Cryptocurrency Exchanges Prepare For New Tax Requirements




(Small traders might migrate to the grey market)

Starting April 1, small investors and crypto platforms will have to pay a 30% tax gain on virtual digital assets, which is likely to reduce transaction volumes in the coming months, according to experts speaking in a Moneycontrol Twitter space session yesterday.

Sathivik Vishwanath, the co-founder of cryptocurrency exchange Unocoin, Sidharth Sogani, founder and CEO of research company CREBACO, Manhar Garegrat, executive director and chief of staff of cryptocurrency exchange CoinDCX; and Rashmi Deshpande, partner at law firm Khaitan and Co., were among the panel members.

They also stated that this move will be a significant barrier for smaller investors and that it is expected to drive retail investors to the grey market or decentralized exchanges.

DEXs (decentralized crypto exchanges) don’t require any registration and allow users to keep all of their assets in their accounts.

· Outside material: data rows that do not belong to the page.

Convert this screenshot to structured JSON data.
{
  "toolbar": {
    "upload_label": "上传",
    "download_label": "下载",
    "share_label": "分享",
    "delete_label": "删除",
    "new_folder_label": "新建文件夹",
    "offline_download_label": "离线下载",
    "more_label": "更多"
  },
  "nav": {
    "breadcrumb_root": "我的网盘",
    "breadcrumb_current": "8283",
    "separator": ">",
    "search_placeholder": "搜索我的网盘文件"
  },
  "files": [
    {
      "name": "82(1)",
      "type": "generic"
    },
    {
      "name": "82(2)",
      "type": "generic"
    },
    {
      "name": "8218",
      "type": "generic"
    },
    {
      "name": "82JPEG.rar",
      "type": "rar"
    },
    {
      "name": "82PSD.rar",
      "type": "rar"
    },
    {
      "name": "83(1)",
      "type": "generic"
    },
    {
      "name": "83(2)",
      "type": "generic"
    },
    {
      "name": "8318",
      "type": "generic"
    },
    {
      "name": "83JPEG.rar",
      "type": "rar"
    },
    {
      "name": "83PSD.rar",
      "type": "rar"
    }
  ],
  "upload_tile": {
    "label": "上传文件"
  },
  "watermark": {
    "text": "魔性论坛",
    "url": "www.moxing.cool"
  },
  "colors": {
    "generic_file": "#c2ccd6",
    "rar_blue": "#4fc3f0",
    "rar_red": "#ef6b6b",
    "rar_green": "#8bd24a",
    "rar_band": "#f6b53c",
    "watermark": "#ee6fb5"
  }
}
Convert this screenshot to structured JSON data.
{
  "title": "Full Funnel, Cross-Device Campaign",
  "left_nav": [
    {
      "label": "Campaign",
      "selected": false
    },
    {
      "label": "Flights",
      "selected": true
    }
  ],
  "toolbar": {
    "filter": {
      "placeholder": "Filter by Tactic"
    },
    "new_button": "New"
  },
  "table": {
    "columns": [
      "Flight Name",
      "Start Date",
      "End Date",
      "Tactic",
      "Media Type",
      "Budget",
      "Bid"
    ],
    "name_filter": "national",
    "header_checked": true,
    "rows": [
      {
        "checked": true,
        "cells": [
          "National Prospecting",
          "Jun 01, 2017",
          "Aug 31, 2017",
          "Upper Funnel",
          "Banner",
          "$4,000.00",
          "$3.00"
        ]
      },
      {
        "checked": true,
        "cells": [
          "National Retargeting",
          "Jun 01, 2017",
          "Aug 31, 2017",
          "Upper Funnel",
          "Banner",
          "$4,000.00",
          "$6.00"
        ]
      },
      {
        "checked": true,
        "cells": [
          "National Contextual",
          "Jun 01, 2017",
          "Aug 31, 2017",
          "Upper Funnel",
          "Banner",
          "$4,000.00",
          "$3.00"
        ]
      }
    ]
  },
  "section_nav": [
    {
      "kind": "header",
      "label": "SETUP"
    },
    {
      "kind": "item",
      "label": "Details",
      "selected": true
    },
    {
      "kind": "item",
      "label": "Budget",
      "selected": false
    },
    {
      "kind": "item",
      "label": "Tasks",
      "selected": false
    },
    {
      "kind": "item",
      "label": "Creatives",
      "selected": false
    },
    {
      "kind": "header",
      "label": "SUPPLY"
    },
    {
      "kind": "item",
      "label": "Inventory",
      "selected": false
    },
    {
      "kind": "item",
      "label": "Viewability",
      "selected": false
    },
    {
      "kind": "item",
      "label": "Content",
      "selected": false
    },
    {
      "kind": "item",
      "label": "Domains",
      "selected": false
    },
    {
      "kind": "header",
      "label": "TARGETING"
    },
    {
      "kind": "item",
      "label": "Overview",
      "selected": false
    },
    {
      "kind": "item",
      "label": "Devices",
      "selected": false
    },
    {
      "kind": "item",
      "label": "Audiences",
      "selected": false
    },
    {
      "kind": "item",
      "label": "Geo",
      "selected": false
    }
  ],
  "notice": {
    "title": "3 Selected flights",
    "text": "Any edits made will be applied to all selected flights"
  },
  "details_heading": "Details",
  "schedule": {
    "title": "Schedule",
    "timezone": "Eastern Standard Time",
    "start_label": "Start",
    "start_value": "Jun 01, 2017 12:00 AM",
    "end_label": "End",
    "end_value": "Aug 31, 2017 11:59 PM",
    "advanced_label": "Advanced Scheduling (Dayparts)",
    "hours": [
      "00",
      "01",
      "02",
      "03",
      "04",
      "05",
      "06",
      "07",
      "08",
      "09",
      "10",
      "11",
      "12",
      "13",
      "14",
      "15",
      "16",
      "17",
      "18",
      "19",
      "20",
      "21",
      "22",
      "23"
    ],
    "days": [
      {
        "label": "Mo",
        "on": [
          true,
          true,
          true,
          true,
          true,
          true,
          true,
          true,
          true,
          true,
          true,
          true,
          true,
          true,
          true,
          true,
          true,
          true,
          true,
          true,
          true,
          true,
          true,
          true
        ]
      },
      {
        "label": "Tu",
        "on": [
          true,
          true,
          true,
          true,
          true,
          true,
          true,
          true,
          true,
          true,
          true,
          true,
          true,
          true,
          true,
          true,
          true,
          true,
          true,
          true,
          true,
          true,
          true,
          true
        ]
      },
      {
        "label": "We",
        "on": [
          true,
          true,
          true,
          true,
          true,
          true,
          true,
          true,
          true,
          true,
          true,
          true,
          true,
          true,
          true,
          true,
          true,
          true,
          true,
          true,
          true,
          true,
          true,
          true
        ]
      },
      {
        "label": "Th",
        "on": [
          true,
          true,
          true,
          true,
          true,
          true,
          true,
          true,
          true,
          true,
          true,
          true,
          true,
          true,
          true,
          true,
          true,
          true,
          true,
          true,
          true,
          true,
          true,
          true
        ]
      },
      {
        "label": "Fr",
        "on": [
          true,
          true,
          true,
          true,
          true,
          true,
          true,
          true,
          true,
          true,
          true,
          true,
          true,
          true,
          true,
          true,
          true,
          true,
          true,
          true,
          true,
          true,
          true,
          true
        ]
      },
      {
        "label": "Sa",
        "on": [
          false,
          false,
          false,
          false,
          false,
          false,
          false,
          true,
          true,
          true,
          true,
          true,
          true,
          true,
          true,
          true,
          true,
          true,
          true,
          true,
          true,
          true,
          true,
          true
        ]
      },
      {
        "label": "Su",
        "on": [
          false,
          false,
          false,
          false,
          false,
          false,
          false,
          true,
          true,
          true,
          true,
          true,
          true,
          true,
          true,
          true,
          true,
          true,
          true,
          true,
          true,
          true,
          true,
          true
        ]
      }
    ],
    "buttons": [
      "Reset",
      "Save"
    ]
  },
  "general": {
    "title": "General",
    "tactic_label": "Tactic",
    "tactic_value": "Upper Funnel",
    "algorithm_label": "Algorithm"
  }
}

“While some institutional investors and high net worth individuals (HNIs) may leave cryptos, we predict greater participation from investment firms and HNIs trying to diversify their portfolio.” So, while I don’t foresee substantial growth in the number of users, we will soon see customers with more significant ticket sizes participating,” Vishwanath explained.

“If an investor wants access to many cryptocurrencies, especially an established investor who wants to buy developing tokens, that will become tough now,” Sogani added. People may be reluctant to invest in these growing high-risk assets in India.”

“The influx is anticipated to remain. However, it becomes tough for the little investor who invests Rs 10,000 to 20,000 because they do not invest with a long-term view,” he added.

In India in 2021, Shiba Inu (SHIB), Dogecoin (DOGE), and Matic (MATIC) were among the most popular cryptocurrencies.

Furthermore, these investors would be unable to deduct their losses, which is typically a provision in other forms of assets, further complicating their problems.

Sogani remarked on this, arguing that this action is unlawful because investors in other asset classes are permitted to do so, but not in this situation.

A shift to the grey market is going to take place.

Experts have been predicting how the industry will migrate toward the grey market for months.

“This shift will drive volatility and investors away from established exchanges with some type of structure, self-regulation, and KYC rules and into unorganized ecosystems,” Garegrat added. “They not only put the government and industry at danger, but they also put investors at risk, who may not fully understand the risks and are merely looking to save money in the long term.”

“There are a thousand methods for these investors to dodge these taxes,” Sogani added, “therefore it is better to embrace the ecosystem and assist it flourish rather than pulling these people away.”

“In the short term, there will be snags,” Deshpande argued, “but in the long run, if the firms have good fundamentals and the government can see the purpose, they will soften their stand and we will be able to ride the storm.”

The experts also stated that the 1% TDS, applied on July 1st, will be challenging to administer.

“The government must make a speedy decision on whether or not to legalize it but they don’t need to ban it. “Deshpande stated.